In pratica, l’esigenza del mondo del lavoro e quello dell’istruzione non combaciano. Così, un giovane che si diploma in chimica si trova, per esempio, a lavorare in magazzino e a fare il cameriere. Di sicuro, non serve conoscere i calcoli stechiometrici e le formule chimiche per guidare un muletto.
Quel giovane si porrà delle domande e si chiederà se sia valsa la pena di aver studiato. E questo è un problema molto serio.

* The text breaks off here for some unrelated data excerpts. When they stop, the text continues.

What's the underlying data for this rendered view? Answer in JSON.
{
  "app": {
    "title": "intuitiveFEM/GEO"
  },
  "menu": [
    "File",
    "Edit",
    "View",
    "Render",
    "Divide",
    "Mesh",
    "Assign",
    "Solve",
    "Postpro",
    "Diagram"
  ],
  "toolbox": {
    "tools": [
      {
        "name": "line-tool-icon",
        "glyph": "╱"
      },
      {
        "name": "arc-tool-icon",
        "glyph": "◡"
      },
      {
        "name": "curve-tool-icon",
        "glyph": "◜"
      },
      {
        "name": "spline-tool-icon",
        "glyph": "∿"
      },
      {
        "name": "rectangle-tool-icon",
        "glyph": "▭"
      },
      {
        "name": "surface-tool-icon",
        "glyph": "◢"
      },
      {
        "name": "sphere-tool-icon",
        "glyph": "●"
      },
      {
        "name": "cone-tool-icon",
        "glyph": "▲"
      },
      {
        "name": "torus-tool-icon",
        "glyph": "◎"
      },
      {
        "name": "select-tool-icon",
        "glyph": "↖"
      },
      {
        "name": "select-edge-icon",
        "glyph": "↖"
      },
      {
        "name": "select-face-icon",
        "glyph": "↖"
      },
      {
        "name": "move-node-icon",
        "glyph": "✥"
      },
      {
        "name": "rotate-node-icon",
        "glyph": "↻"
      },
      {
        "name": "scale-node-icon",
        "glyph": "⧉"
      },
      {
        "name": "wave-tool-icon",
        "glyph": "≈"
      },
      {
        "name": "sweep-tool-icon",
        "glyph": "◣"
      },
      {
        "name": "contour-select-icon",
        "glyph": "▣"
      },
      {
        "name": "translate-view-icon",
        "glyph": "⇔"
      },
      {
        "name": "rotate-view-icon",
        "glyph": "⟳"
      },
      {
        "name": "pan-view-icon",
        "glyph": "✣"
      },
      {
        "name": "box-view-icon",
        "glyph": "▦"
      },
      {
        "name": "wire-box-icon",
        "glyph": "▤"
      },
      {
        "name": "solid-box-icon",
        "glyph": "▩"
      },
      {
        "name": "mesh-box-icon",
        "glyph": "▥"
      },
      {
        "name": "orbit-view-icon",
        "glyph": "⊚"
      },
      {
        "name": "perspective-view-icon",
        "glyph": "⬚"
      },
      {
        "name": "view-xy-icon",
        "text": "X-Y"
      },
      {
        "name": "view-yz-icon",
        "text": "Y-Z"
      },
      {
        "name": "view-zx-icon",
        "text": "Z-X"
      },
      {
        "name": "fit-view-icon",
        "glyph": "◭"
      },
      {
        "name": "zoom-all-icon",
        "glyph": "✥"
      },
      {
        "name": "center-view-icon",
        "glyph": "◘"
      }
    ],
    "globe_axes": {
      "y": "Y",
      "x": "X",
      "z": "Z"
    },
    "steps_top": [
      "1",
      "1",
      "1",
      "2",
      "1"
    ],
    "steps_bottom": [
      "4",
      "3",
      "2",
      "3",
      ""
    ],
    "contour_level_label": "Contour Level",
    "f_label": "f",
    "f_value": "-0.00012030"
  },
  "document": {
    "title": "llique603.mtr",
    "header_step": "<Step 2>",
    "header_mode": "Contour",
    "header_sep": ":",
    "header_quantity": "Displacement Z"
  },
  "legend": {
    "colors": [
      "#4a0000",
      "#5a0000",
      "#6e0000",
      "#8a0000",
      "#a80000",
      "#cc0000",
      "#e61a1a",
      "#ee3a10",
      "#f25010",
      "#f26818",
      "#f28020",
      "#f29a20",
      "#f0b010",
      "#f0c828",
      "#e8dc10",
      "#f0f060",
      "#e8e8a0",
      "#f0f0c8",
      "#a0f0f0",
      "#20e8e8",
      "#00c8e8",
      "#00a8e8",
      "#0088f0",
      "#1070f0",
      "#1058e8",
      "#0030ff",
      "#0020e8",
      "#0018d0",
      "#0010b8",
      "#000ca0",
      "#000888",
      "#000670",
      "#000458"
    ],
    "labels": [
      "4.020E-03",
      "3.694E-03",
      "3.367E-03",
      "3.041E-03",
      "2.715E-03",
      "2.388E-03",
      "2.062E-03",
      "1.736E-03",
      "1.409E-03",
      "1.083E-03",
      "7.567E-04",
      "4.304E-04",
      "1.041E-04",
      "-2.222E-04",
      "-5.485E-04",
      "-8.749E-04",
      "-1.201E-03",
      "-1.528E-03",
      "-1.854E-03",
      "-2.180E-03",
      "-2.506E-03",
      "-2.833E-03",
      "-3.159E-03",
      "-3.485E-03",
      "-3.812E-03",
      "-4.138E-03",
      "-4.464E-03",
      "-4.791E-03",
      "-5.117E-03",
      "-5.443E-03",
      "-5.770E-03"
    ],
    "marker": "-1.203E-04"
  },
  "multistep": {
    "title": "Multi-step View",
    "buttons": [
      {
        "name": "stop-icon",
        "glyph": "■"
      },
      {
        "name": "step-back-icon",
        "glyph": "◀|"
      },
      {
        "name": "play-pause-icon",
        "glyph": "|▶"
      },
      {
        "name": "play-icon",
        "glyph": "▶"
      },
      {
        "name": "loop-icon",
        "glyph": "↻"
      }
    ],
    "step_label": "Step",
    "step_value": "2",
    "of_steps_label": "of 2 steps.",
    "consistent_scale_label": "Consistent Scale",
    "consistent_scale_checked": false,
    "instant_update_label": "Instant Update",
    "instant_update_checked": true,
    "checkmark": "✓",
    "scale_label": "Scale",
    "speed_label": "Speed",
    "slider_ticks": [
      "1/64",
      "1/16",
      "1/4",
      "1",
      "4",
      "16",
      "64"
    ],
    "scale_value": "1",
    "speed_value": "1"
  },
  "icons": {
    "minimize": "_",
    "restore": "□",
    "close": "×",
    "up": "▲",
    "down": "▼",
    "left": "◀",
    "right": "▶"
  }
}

Un ragazzo investe molto nello studio, ma quando si dovrà confrontare col mondo del lavoro probabilmente si troverà costretto a fare un lavoro diverso agli studi svolti. Per carità di Dio, il lavoro è lavoro e nobilita l’uomo. Avere un lavoro significa essere indipendenti. Però, è un investimento. Avere studiato e fare un lavoro diverso da ciò che si è studiato significa avere fatto un investimento a vuoto.
Per questo motivo, ci sono coloro che preferiscono iniziare a lavorare anche dopo aver conseguito la licenza media. Questo è un problema. La nostra società rischia di trovarsi con una generazione futura di analfabeti. Non sarebbe il caso di intervenire?